Robert: “Define, then, 'fascism'.... and how there is a 'fascist cultural world-view'...” A definition is just a précis of an already existing theory, so one may as well cut to the chase and deal with the theory, or theories, directly. But I think I understand the point you’re getting at: fascism is usually associated with an authoritarian social and political order and opposition to individualism.
In their politics, most Objectivists probably think within the framework of classical liberalism, and assume that Rand’s context is the same. I’m not so sure. Since Rand’s politics is grounded in her ethics, it may be helpful to consider her ethical formulation, which begins: “Man’s life is the standard of value…”

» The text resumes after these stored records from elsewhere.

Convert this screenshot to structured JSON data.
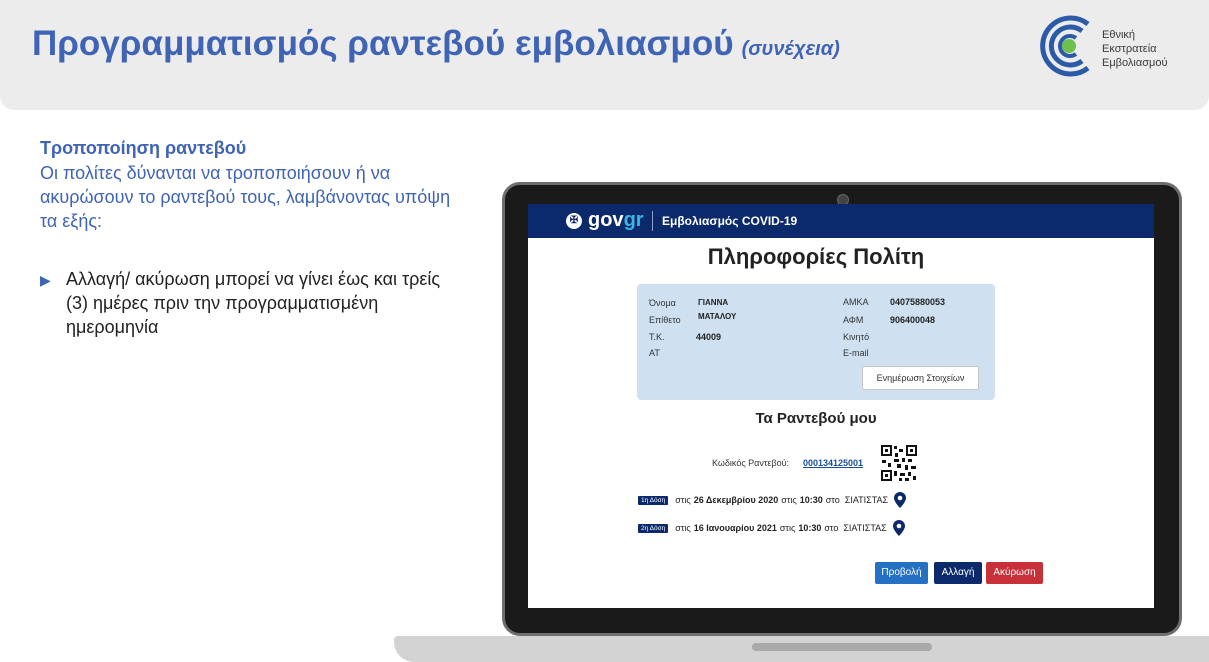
{
  "slide": {
    "title": "Προγραμματισμός ραντεβού εμβολιασμού",
    "subtitle": "(συνέχεια)",
    "logo_lines": [
      "Εθνική",
      "Εκστρατεία",
      "Εμβολιασμού"
    ]
  },
  "content": {
    "heading": "Τροποποίηση ραντεβού",
    "intro": "Οι πολίτες δύνανται να τροποποιήσουν ή να ακυρώσουν το ραντεβού τους, λαμβάνοντας υπόψη τα εξής:",
    "bullet_icon": "play-arrow-icon",
    "bullets": [
      "Αλλαγή/ ακύρωση μπορεί να γίνει έως και τρείς (3) ημέρες πριν την προγραμματισμένη ημερομηνία"
    ]
  },
  "portal": {
    "brand_gov": "gov",
    "brand_gr": "gr",
    "service": "Εμβολιασμός COVID-19",
    "page_title": "Πληροφορίες Πολίτη",
    "fields": {
      "first_name_label": "Όνομα",
      "first_name": "ΓΙΑΝΝΑ",
      "last_name_label": "Επίθετο",
      "last_name": "ΜΑΤΑΛΟΥ",
      "postcode_label": "Τ.Κ.",
      "postcode": "44009",
      "id_label": "ΑΤ",
      "id": "",
      "amka_label": "ΑΜΚΑ",
      "amka": "04075880053",
      "afm_label": "ΑΦΜ",
      "afm": "906400048",
      "mobile_label": "Κινητό",
      "mobile": "",
      "email_label": "E-mail",
      "email": ""
    },
    "update_button": "Ενημέρωση Στοιχείων",
    "appointments_title": "Τα Ραντεβού μου",
    "code_label": "Κωδικός Ραντεβού:",
    "code": "000134125001",
    "doses": [
      {
        "badge": "1η Δόση",
        "pre": "στις",
        "date": "26 Δεκεμβρίου 2020",
        "mid": "στις",
        "time": "10:30",
        "post": "στο",
        "place": "ΣΙΑΤΙΣΤΑΣ"
      },
      {
        "badge": "2η Δόση",
        "pre": "στις",
        "date": "16 Ιανουαρίου 2021",
        "mid": "στις",
        "time": "10:30",
        "post": "στο",
        "place": "ΣΙΑΤΙΣΤΑΣ"
      }
    ],
    "buttons": {
      "preview": "Προβολή",
      "change": "Αλλαγή",
      "cancel": "Ακύρωση"
    },
    "colors": {
      "navy": "#0c2a6b",
      "blue": "#2470c2",
      "red": "#c9313a",
      "panel": "#cfe0f1"
    }
  }
}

Now, Rand’s epistemology claims that a concept means all the concretes that it refers to. In the case of “man’s life”, those concretes would be the lives of all existing men, past present and future.
But the lives of men are many and various, and Rand would regard many lives as falling short of the standard. In that case, the concept “man’s life” cannot refer to all actual existing men. It must refer to something else. My guess is that the referent is an abstraction: Rand’s ideal man, as exemplified in John Galt.
And that’s a problem, both for Rand’s epistemology and her ethics. If she is to retain her is/ought integration, she must be able to ground her standard in the actual lives of really existing men. But many of those men will fail to embody the standard.
On the other hand, if her standard is to encompass the values she thinks we should pursue, she must ground that standard in the abstraction of the ideal man. But she achieves the latter at the cost of divorcing her ideal man from the general run of actual men: her ideal man exists only as words on a page and images and emotions in the mind.
The assumption is that when Rand speaks of individual rights, by “individual” she means each and every existing man. But she often gives the strong impression that the “true” individual is far removed from the common stock. Galt’s Gulch is the prototype of the new society, inhabited by the elite few. The common run of men are “savages”, “parasites”, “grotesque little atavists”, fit only for pushing machine buttons and sweeping factory floors.
As for authoritarianism, when he speaks to the nation, Galt is not inviting his opponents to a debate, nor is he giving his listeners handy hints on rational living. He’s commanding his listeners, telling them what they should be thinking and how they should be acting.
This is the fascist cultural world-view I was referring to: the authoritarian division of society into an elite who dominate by natural endowment, and an underclass who are fit only to follow commands.